In this greed to cater to the urban market, the film industry is guilty of stereotypes. No, not just of a Sikh always speaking in Punjabi or a South Indian being invariably a Tamil, never a Telugu or a Kannada. The stereotype comes in the form of homogeneity. Everybody talks alike, dresses alike. Says Ghose, "India is not a homogenous country. That is the great strength of our country. We are heterogeneous. Unless we accept it, we are heading for a civil uprising. Just as there is an urban market, there is a semi-urban and rural market."



Jahnu Barua's "Pokhi".

He admits, "I grew up with idealism but one has to accept change." So his hero in "Yaatra" is a writer who lives in an Age of Avarice and talks of video games, even if he calls them weapons of our own destruction.

Dreams and fantasies

If Ghose forgets "Paar", Mehta moves away from "Mirch Masala" and Barua struggles to get his "Butterfly Chase" (a film without stars based in the strife-torn Jammu and Kashmir) released, where are we headed? Even as serious filmmakers look for direction, the dream merchants with their mega budgets continue to inundate our cinema halls with their fantasies. Their fantasies are all urban too, just as the reality of serious films has become. So "Rang De Basanti", "Krrish", "Lage Raho Munnabhai", "Dhoom 2" and the more recent "Guru" and "Honeymoon Travels Pvt. Ltd." all talk of an India which knows no hunger, where caste is not an issue, where law and order is but a sidelight, and guys go zoom-zoom with girls in tank-tops riding pillion.

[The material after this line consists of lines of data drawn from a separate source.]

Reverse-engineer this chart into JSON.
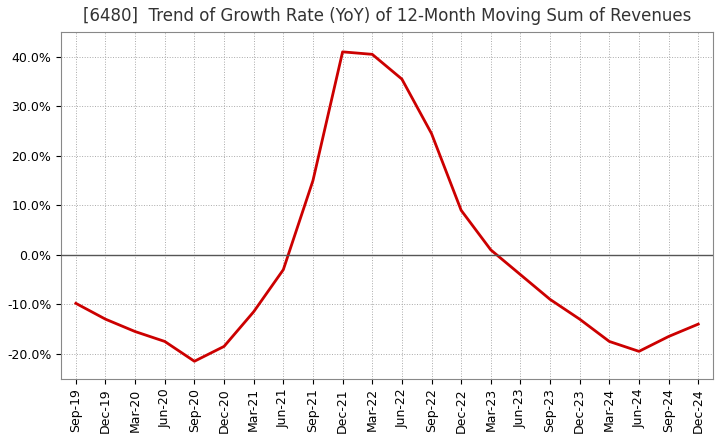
{
  "title": "[6480]  Trend of Growth Rate (YoY) of 12-Month Moving Sum of Revenues",
  "x_labels": [
    "Sep-19",
    "Dec-19",
    "Mar-20",
    "Jun-20",
    "Sep-20",
    "Dec-20",
    "Mar-21",
    "Jun-21",
    "Sep-21",
    "Dec-21",
    "Mar-22",
    "Jun-22",
    "Sep-22",
    "Dec-22",
    "Mar-23",
    "Jun-23",
    "Sep-23",
    "Dec-23",
    "Mar-24",
    "Jun-24",
    "Sep-24",
    "Dec-24"
  ],
  "y_values": [
    -0.098,
    -0.13,
    -0.155,
    -0.175,
    -0.215,
    -0.185,
    -0.115,
    -0.03,
    0.15,
    0.41,
    0.405,
    0.355,
    0.245,
    0.09,
    0.01,
    -0.04,
    -0.09,
    -0.13,
    -0.175,
    -0.195,
    -0.165,
    -0.14
  ],
  "line_color": "#cc0000",
  "ylim": [
    -0.25,
    0.45
  ],
  "yticks": [
    -0.2,
    -0.1,
    0.0,
    0.1,
    0.2,
    0.3,
    0.4
  ],
  "background_color": "#ffffff",
  "grid_color": "#aaaaaa",
  "zero_line_color": "#555555",
  "title_fontsize": 12,
  "tick_fontsize": 9,
  "line_width": 2.0
}
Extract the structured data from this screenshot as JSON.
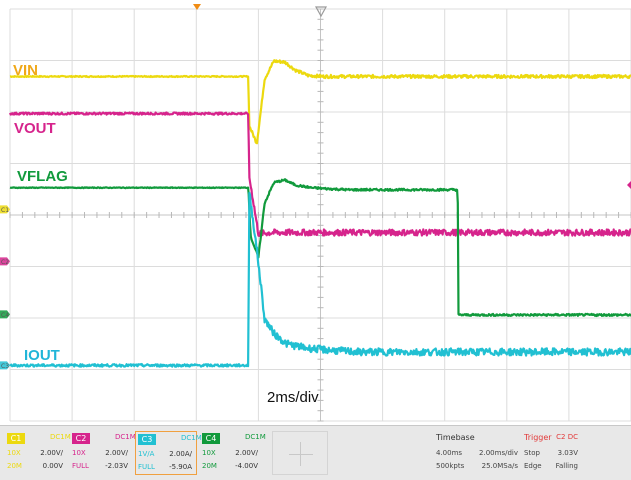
{
  "chart_data": {
    "type": "line",
    "title": "",
    "xlabel": "2ms/div",
    "x_unit": "ms",
    "x_divisions": 10,
    "y_divisions": 8,
    "xlim": [
      -7.7,
      12.3
    ],
    "trigger_time_ms": 0,
    "series": [
      {
        "name": "VIN",
        "color": "#ecd90f",
        "level_div": 6.69,
        "x": [
          -7.7,
          -0.02,
          0.0,
          0.25,
          0.5,
          0.8,
          1.15,
          1.5,
          1.9,
          2.4,
          3.2,
          12.3
        ],
        "y": [
          0,
          0,
          -0.95,
          -1.3,
          -0.05,
          0.3,
          0.28,
          0.12,
          0.02,
          0.0,
          0.0,
          0.0
        ],
        "noise": 0.03
      },
      {
        "name": "VOUT",
        "color": "#d6248c",
        "level_div": 5.97,
        "x": [
          -7.7,
          -0.02,
          0.0,
          0.3,
          0.8,
          12.3
        ],
        "y": [
          0,
          0,
          -1.2,
          -2.33,
          -2.31,
          -2.31
        ],
        "noise": 0.06
      },
      {
        "name": "VFLAG",
        "color": "#119a3c",
        "level_div": 4.53,
        "x": [
          -7.7,
          -0.02,
          0.05,
          0.3,
          0.5,
          0.8,
          1.15,
          1.5,
          2.0,
          2.5,
          3.2,
          6.72,
          6.74,
          12.3
        ],
        "y": [
          0,
          0,
          -0.95,
          -1.35,
          -0.3,
          0.1,
          0.15,
          0.05,
          0.0,
          -0.02,
          -0.04,
          -0.04,
          -2.47,
          -2.47
        ],
        "noise": 0.02
      },
      {
        "name": "IOUT",
        "color": "#21c0d2",
        "level_div": 1.08,
        "x": [
          -7.7,
          -0.02,
          0.0,
          0.25,
          0.5,
          0.8,
          1.2,
          1.8,
          2.5,
          3.5,
          12.3
        ],
        "y": [
          0,
          0,
          3.4,
          2.25,
          0.9,
          0.62,
          0.42,
          0.34,
          0.3,
          0.26,
          0.26
        ],
        "noise": 0.07
      }
    ],
    "channel_markers": [
      "C1",
      "C2",
      "C4",
      "C3"
    ],
    "markers": [
      {
        "level_div": 4.11,
        "label": "C1",
        "color": "#ecd90f"
      },
      {
        "level_div": 3.1,
        "label": "C2",
        "color": "#d6248c"
      },
      {
        "level_div": 2.07,
        "label": "C4",
        "color": "#119a3c"
      },
      {
        "level_div": 1.08,
        "label": "C3",
        "color": "#21c0d2"
      }
    ]
  },
  "labels": {
    "vin": "VIN",
    "vout": "VOUT",
    "vflag": "VFLAG",
    "iout": "IOUT",
    "timescale": "2ms/div"
  },
  "channels": [
    {
      "id": "C1",
      "coupling": "DC1M",
      "probe": "10X",
      "scale": "2.00V/",
      "bw": "20M",
      "offset": "0.00V",
      "color": "#ecd90f"
    },
    {
      "id": "C2",
      "coupling": "DC1M",
      "probe": "10X",
      "scale": "2.00V/",
      "bw": "FULL",
      "offset": "-2.03V",
      "color": "#d6248c"
    },
    {
      "id": "C3",
      "coupling": "DC1M",
      "probe": "1V/A",
      "scale": "2.00A/",
      "bw": "FULL",
      "offset": "-5.90A",
      "color": "#21c0d2"
    },
    {
      "id": "C4",
      "coupling": "DC1M",
      "probe": "10X",
      "scale": "2.00V/",
      "bw": "20M",
      "offset": "-4.00V",
      "color": "#119a3c"
    }
  ],
  "timebase": {
    "label": "Timebase",
    "delay": "4.00ms",
    "scale": "2.00ms/div",
    "points": "500kpts",
    "rate": "25.0MSa/s"
  },
  "trigger": {
    "label": "Trigger",
    "source": "C2 DC",
    "mode": "Stop",
    "level": "3.03V",
    "type": "Edge",
    "slope": "Falling"
  }
}
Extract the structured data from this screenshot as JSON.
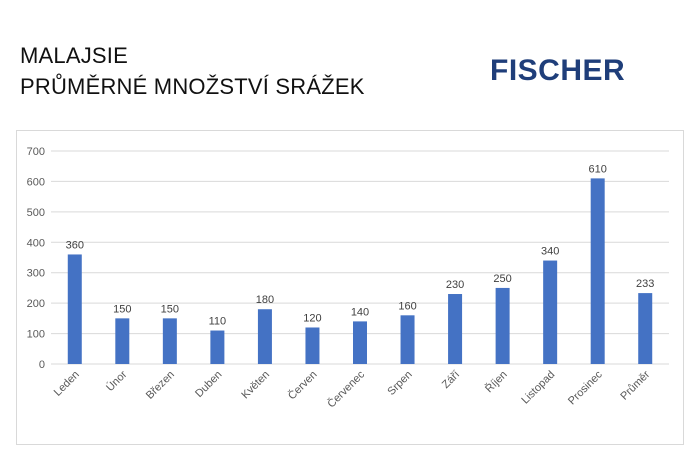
{
  "header": {
    "title_line1": "MALAJSIE",
    "title_line2": "PRŮMĚRNÉ MNOŽSTVÍ SRÁŽEK",
    "logo_text": "FISCHER"
  },
  "colors": {
    "bar": "#4472c4",
    "grid": "#d9d9d9",
    "axis_text": "#595959",
    "logo": "#1f3e7a"
  },
  "chart_data": {
    "type": "bar",
    "title": "",
    "xlabel": "",
    "ylabel": "",
    "categories": [
      "Leden",
      "Únor",
      "Březen",
      "Duben",
      "Květen",
      "Červen",
      "Červenec",
      "Srpen",
      "Září",
      "Říjen",
      "Listopad",
      "Prosinec",
      "Průměr"
    ],
    "values": [
      360,
      150,
      150,
      110,
      180,
      120,
      140,
      160,
      230,
      250,
      340,
      610,
      233
    ],
    "data_labels": [
      "360",
      "150",
      "150",
      "110",
      "180",
      "120",
      "140",
      "160",
      "230",
      "250",
      "340",
      "610",
      "233"
    ],
    "ylim": [
      0,
      700
    ],
    "yticks": [
      0,
      100,
      200,
      300,
      400,
      500,
      600,
      700
    ],
    "grid": true,
    "legend": "none"
  }
}
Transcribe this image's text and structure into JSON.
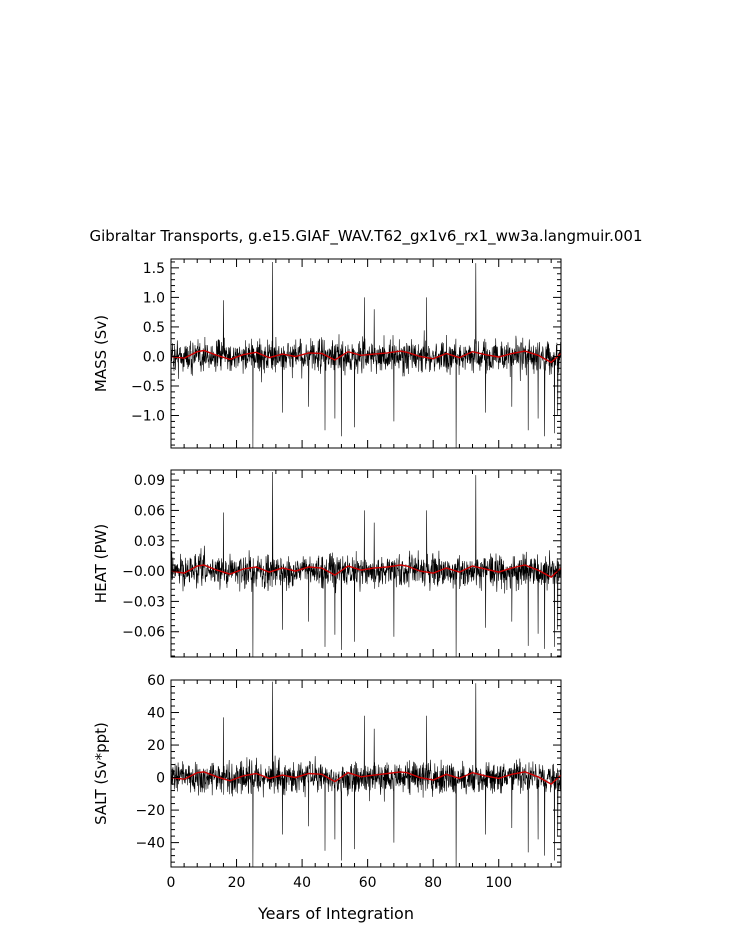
{
  "title": "Gibraltar Transports, g.e15.GIAF_WAV.T62_gx1v6_rx1_ww3a.langmuir.001",
  "chart_data": [
    {
      "type": "line",
      "ylabel": "MASS (Sv)",
      "ylim": [
        -1.55,
        1.65
      ],
      "xlim": [
        0,
        119
      ],
      "yticks": [
        1.5,
        1.0,
        0.5,
        0.0,
        -0.5,
        -1.0
      ],
      "ytick_labels": [
        "1.5",
        "1.0",
        "0.5",
        "0.0",
        "−0.5",
        "−1.0"
      ],
      "grid": false,
      "series": [
        {
          "color": "#000000",
          "spikes": [
            [
              16,
              0.95
            ],
            [
              25,
              -1.55
            ],
            [
              31,
              1.6
            ],
            [
              34,
              -0.95
            ],
            [
              42,
              -0.85
            ],
            [
              47,
              -1.25
            ],
            [
              50,
              -1.05
            ],
            [
              52,
              -1.35
            ],
            [
              56,
              -1.2
            ],
            [
              59,
              1.0
            ],
            [
              62,
              0.8
            ],
            [
              68,
              -1.1
            ],
            [
              78,
              1.0
            ],
            [
              87,
              -1.55
            ],
            [
              93,
              1.58
            ],
            [
              96,
              -0.95
            ],
            [
              104,
              -0.85
            ],
            [
              109,
              -1.25
            ],
            [
              112,
              -1.05
            ],
            [
              114,
              -1.35
            ],
            [
              117,
              -1.3
            ],
            [
              118,
              -1.0
            ]
          ]
        },
        {
          "color": "#cc0000",
          "x": [
            0,
            4,
            8,
            10,
            14,
            18,
            22,
            26,
            30,
            34,
            38,
            42,
            46,
            50,
            54,
            58,
            62,
            66,
            70,
            72,
            76,
            80,
            84,
            88,
            92,
            96,
            100,
            104,
            108,
            112,
            116,
            119
          ],
          "y": [
            0.0,
            -0.03,
            0.08,
            0.1,
            0.02,
            -0.05,
            0.03,
            0.07,
            -0.02,
            0.04,
            0.0,
            0.06,
            0.05,
            -0.06,
            0.08,
            0.02,
            0.04,
            0.06,
            0.09,
            0.07,
            0.0,
            -0.04,
            0.05,
            -0.02,
            0.08,
            0.03,
            -0.01,
            0.05,
            0.09,
            0.02,
            -0.1,
            0.05
          ]
        }
      ]
    },
    {
      "type": "line",
      "ylabel": "HEAT (PW)",
      "ylim": [
        -0.085,
        0.1
      ],
      "xlim": [
        0,
        119
      ],
      "yticks": [
        0.09,
        0.06,
        0.03,
        0.0,
        -0.03,
        -0.06
      ],
      "ytick_labels": [
        "0.09",
        "0.06",
        "0.03",
        "−0.00",
        "−0.03",
        "−0.06"
      ],
      "grid": false,
      "series": [
        {
          "color": "#000000",
          "spikes": [
            [
              16,
              0.058
            ],
            [
              25,
              -0.085
            ],
            [
              31,
              0.098
            ],
            [
              34,
              -0.058
            ],
            [
              42,
              -0.05
            ],
            [
              47,
              -0.075
            ],
            [
              50,
              -0.063
            ],
            [
              52,
              -0.078
            ],
            [
              56,
              -0.07
            ],
            [
              59,
              0.06
            ],
            [
              62,
              0.048
            ],
            [
              68,
              -0.065
            ],
            [
              78,
              0.06
            ],
            [
              87,
              -0.085
            ],
            [
              93,
              0.095
            ],
            [
              96,
              -0.056
            ],
            [
              104,
              -0.05
            ],
            [
              109,
              -0.074
            ],
            [
              112,
              -0.062
            ],
            [
              114,
              -0.077
            ],
            [
              117,
              -0.075
            ],
            [
              118,
              -0.058
            ]
          ]
        },
        {
          "color": "#cc0000",
          "x": [
            0,
            4,
            8,
            10,
            14,
            18,
            22,
            26,
            30,
            34,
            38,
            42,
            46,
            50,
            54,
            58,
            62,
            66,
            70,
            72,
            76,
            80,
            84,
            88,
            92,
            96,
            100,
            104,
            108,
            112,
            116,
            119
          ],
          "y": [
            0.0,
            -0.002,
            0.005,
            0.006,
            0.001,
            -0.003,
            0.002,
            0.004,
            -0.001,
            0.003,
            0.0,
            0.004,
            0.003,
            -0.004,
            0.005,
            0.001,
            0.003,
            0.004,
            0.006,
            0.005,
            0.0,
            -0.002,
            0.003,
            -0.001,
            0.005,
            0.002,
            -0.001,
            0.003,
            0.006,
            0.001,
            -0.006,
            0.003
          ]
        }
      ]
    },
    {
      "type": "line",
      "ylabel": "SALT (Sv*ppt)",
      "ylim": [
        -55,
        60
      ],
      "xlim": [
        0,
        119
      ],
      "xlabel": "Years of Integration",
      "xticks": [
        0,
        20,
        40,
        60,
        80,
        100
      ],
      "yticks": [
        60,
        40,
        20,
        0,
        -20,
        -40
      ],
      "ytick_labels": [
        "60",
        "40",
        "20",
        "0",
        "−20",
        "−40"
      ],
      "grid": false,
      "series": [
        {
          "color": "#000000",
          "spikes": [
            [
              16,
              37
            ],
            [
              25,
              -55
            ],
            [
              31,
              59
            ],
            [
              34,
              -35
            ],
            [
              42,
              -30
            ],
            [
              47,
              -45
            ],
            [
              50,
              -38
            ],
            [
              52,
              -51
            ],
            [
              56,
              -44
            ],
            [
              59,
              38
            ],
            [
              62,
              30
            ],
            [
              68,
              -40
            ],
            [
              78,
              38
            ],
            [
              87,
              -55
            ],
            [
              93,
              58
            ],
            [
              96,
              -35
            ],
            [
              104,
              -31
            ],
            [
              109,
              -46
            ],
            [
              112,
              -38
            ],
            [
              114,
              -48
            ],
            [
              117,
              -51
            ],
            [
              118,
              -36
            ]
          ]
        },
        {
          "color": "#cc0000",
          "x": [
            0,
            4,
            8,
            10,
            14,
            18,
            22,
            26,
            30,
            34,
            38,
            42,
            46,
            50,
            54,
            58,
            62,
            66,
            70,
            72,
            76,
            80,
            84,
            88,
            92,
            96,
            100,
            104,
            108,
            112,
            116,
            119
          ],
          "y": [
            0.0,
            -1.0,
            3.0,
            3.5,
            0.5,
            -2.0,
            1.0,
            2.5,
            -0.5,
            1.5,
            0.0,
            2.5,
            2.0,
            -2.5,
            3.0,
            0.5,
            1.5,
            2.5,
            3.5,
            3.0,
            0.0,
            -1.5,
            2.0,
            -0.5,
            3.0,
            1.0,
            -0.5,
            2.0,
            3.5,
            0.5,
            -4.0,
            1.5
          ]
        }
      ]
    }
  ]
}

So even as Barua believes that it is a passing phase and Ghose-Mehta come up with their unique solutions, one tends to agree when Chakraborty muses, "Everybody is wondering where are we headed." Jabbar Patel, who recently revived "Ambedkar", has the answer, "We have to find our identity afresh. The look of our films has to change. Poverty is there still in our country but it has to be explained in a different context." Anybody ready to take the plunge?